The number of species from the following that are involved in sp3d2 hybridization is: [Co(NH3)6]3+, SF6, [CrF6]3-,…

🧠 $sp^3 d^2$ = Outer-Orbital Octahedral

$sp^3 d^2$ uses outer (n)d orbitals — typical for HS transition metal complexes (where inner d orbitals are partially occupied by unpaired electrons).

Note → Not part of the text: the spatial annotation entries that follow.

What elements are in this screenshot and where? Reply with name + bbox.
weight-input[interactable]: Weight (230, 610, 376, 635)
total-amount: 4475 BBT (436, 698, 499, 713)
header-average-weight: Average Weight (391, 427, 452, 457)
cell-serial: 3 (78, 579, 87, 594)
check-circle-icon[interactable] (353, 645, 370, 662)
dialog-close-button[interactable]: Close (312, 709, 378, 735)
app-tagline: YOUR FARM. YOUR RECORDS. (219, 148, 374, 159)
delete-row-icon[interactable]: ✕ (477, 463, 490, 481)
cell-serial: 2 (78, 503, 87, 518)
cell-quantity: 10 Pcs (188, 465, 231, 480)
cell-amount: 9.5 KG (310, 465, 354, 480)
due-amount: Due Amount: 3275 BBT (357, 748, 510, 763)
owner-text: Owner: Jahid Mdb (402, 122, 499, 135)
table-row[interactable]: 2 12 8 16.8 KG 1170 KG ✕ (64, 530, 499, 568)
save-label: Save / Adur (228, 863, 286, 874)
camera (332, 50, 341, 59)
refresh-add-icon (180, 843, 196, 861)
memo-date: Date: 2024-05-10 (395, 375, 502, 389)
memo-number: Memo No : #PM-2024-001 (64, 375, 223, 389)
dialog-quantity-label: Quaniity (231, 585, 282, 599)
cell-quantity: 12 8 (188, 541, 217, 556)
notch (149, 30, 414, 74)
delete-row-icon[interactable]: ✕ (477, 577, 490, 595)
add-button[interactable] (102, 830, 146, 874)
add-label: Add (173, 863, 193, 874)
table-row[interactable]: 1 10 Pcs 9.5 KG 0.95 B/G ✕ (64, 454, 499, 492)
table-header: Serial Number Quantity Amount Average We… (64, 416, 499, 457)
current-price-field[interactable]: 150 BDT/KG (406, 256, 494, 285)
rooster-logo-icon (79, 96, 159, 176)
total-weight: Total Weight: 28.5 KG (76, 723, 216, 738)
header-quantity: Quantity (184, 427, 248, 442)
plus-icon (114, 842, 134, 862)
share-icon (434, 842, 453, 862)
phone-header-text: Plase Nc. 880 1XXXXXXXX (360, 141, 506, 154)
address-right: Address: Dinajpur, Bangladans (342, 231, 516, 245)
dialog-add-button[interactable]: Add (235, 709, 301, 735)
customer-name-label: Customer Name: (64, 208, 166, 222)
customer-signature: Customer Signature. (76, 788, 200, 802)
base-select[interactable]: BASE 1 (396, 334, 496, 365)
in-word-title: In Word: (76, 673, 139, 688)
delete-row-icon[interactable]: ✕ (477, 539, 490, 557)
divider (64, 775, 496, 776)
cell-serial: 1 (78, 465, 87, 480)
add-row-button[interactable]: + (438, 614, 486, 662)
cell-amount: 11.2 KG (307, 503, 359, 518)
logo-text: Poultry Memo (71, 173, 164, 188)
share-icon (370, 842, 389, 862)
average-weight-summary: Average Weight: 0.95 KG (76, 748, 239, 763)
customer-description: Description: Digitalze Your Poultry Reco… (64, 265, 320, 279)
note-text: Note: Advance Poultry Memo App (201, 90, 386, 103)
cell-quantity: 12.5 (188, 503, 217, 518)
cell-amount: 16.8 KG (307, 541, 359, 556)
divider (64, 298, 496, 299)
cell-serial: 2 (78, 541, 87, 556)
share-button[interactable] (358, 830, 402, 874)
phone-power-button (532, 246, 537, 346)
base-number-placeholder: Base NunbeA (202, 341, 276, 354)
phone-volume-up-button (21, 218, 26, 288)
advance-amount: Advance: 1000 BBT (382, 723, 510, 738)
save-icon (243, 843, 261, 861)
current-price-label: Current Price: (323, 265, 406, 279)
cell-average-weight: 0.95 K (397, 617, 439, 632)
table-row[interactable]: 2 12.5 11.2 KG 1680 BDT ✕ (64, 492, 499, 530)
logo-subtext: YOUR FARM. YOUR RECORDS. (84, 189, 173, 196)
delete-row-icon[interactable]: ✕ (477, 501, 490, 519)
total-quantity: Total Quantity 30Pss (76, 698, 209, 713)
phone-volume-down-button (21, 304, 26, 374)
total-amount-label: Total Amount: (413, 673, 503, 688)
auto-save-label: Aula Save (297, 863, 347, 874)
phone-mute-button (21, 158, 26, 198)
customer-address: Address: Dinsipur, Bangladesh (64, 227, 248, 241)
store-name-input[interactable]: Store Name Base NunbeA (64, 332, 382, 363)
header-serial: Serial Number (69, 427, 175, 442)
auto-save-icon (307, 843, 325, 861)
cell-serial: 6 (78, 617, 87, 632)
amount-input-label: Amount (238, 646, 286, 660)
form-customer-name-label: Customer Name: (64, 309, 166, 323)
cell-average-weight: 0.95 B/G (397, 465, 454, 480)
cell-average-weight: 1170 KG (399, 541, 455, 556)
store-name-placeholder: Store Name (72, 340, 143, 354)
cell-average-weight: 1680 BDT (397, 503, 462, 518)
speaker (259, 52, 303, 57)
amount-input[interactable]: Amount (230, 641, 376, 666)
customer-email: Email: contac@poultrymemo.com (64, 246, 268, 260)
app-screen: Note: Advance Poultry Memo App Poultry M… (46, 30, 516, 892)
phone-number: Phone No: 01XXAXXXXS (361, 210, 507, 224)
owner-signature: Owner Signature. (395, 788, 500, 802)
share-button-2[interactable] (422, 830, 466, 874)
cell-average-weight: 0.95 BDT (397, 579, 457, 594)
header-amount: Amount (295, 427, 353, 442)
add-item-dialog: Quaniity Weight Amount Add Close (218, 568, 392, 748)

Also $sp^3 d^2$ for main-group expanded octets (e.g., $\mathrm{SF_6}$).

🗺️ Evaluate Each

| Species | Metal/d-config | Field | Hybridisation | |---|---|---|---| | $[\mathrm{Co(NH_3)_6}]^{3+}$ | Co(III) d⁶ LS | strong | $d^2 sp^3$ | | $\mathrm{SF_6}$ | S, no d-electron in ground state | — | $sp^3 d^2$ ✓ | | $[\mathrm{CrF_6}]^{3-}$ | Cr(III) d³ | weak (F⁻) | $sp^3 d^2$ (HS, but d³ has only $t_{2g}$ filled — could go either way) | | $[\mathrm{CoF_6}]^{3-}$ | Co(III) d⁶ HS (F⁻) | weak | $sp^3 d^2$ ✓ | | $[\mathrm{Mn(CN)_6}]^{3-}$ | Mn(III) d⁴ LS | strong | $d^2 sp^3$ | | $[\mathrm{MnCl_6}]^{3-}$ | Mn(III) d⁴ HS | weak | $sp^3 d^2$ ✓ |

🗺️ Re-Examine $[\mathrm{CrF_6}]^{3-}$

For Cr(III) d³ ($t_{2g}^3$), all 3 electrons sit in $t_{2g}$. Inner 3d orbitals: 2 are empty ($e_g$), 3 are half-filled ($t_{2g}$). For $d^2 sp^3$, we need 2 inner d orbitals empty — but only the 2 $e_g$ orbitals are empty, AND those are upper-energy orbitals (not used for hybridisation in standard VBT).

For Cr(III) d³, VBT typically uses $d^2 sp^3$ (using two empty $e_g$ orbitals + 4s + 4p) — inner orbital.

So $[\mathrm{CrF_6}]^{3-}$ is $d^2 sp^3$, NOT $sp^3 d^2$.

🗺️ Final Count

$sp^3 d^2$ species: $\mathrm{SF_6}$, $[\mathrm{CoF_6}]^{3-}$, $[\mathrm{MnCl_6}]^{3-}$ = 3.

⚡ VBT for d³ Ions

For d³ HS configurations, the 2 empty $e_g$ orbitals are available for inner-orbital hybridisation → $d^2 sp^3$. So Cr(III) (d³) octahedral is universally $d^2 sp^3$.

⚠️ Main-Group $sp^3 d^2$

Main group atoms (P, S, Cl, etc.) use outer 3d orbitals for $sp^3 d^2$ hybridisation in expanded octets ($\mathrm{SF_6}$, $\mathrm{PCl_5}$ uses $sp^3 d$). These are still $sp^3 d^2$, not $d^2 sp^3$.

$\boxed{\text{Answer: (4) 3}}$